The British commander in Iraq said the country is now in a civil war, albeit still a mini one. On Aug. 24, after several days of mortar shelling by Muqtada al-Sadr's Mahdi insurgents, the Brits decided to evacuate their second-largest base at Amarah on the Tigris River and turn it over to the Iraqi army. But before the reluctant Iraqis could take over, insurgents swarmed in and ransacked Camp Abu Naji, looting anything of value.
British Challenger II tanks and Warrior Fighting Vehicles made their way south to Basra to be shipped back to the U.K. Instead, the Brits, now in Land Rovers, redeployed along the nearby Iranian border to conduct guerrilla operations against weapons smugglers infiltrating from Iran.

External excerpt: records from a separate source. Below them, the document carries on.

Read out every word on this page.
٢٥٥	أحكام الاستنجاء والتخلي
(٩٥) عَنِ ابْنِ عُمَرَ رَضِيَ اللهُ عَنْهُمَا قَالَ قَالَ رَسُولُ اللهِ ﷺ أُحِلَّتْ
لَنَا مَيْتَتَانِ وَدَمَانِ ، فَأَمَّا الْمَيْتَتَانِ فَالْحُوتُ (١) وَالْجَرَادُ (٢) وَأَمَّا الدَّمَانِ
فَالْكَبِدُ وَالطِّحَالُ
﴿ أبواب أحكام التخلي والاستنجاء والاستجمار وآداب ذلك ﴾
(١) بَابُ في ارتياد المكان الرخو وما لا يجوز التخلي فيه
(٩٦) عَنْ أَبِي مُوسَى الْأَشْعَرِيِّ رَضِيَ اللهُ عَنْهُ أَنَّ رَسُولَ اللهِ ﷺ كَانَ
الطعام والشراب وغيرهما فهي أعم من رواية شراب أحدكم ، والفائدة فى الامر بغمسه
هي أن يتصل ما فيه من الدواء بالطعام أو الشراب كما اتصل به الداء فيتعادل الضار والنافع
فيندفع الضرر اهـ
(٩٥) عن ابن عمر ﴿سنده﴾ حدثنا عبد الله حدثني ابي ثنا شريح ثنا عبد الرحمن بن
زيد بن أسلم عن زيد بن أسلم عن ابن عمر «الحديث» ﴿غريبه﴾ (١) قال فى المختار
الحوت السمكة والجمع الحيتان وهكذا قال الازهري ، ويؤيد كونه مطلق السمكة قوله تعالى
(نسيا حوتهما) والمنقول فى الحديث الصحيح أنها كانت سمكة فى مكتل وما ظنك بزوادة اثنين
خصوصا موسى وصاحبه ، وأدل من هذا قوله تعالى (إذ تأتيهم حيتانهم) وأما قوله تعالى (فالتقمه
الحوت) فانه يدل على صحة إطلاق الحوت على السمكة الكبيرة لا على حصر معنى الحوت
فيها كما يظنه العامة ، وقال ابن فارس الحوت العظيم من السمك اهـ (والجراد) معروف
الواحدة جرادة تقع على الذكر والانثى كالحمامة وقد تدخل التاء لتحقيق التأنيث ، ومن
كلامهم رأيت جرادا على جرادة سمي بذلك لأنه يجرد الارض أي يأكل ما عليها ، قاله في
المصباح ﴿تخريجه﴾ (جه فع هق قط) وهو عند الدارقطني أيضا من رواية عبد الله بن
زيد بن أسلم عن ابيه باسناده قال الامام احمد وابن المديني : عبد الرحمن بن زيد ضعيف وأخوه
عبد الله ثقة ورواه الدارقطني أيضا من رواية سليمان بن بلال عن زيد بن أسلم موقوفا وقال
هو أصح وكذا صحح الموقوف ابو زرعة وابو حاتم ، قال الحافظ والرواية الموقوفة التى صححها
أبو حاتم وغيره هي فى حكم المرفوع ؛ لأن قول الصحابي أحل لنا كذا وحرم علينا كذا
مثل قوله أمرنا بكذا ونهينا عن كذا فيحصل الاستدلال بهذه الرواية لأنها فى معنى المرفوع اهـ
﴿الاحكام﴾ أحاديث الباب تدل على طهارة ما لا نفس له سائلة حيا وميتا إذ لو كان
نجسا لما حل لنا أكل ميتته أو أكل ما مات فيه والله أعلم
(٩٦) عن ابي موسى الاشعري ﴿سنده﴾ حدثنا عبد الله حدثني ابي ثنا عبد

Amarah is a brief ride from Kut where the Brits, 90 years ago, suffered their second-worst defeat in World War I. After a five-month siege, having lost 23,000 Indian Army troops killed (two divisions), eaten their last horse and fired their last bullet, Gen. Sir Charles Townshend surrendered his sword to the Turkish commander in April 1916. Most of the 7,000 survivors died in captivity. Only Gallipoli, four months earlier, was a bigger Allied disaster. Before withdrawing from the Turkish peninsula, some 44,000 British, French, Australian, New Zealanders, and Canadians were killed. The victorious Turks lost 86,700 killed.
The only relevant history for the planners of Operation Iraqi Freedom was the invasion of Normandy June 6, 1944, and the liberation of Europe that followed. Relevant history was judged irrelevant.
Arnaud de Borchgrave is editor at large of The Washington Times and of United Press International.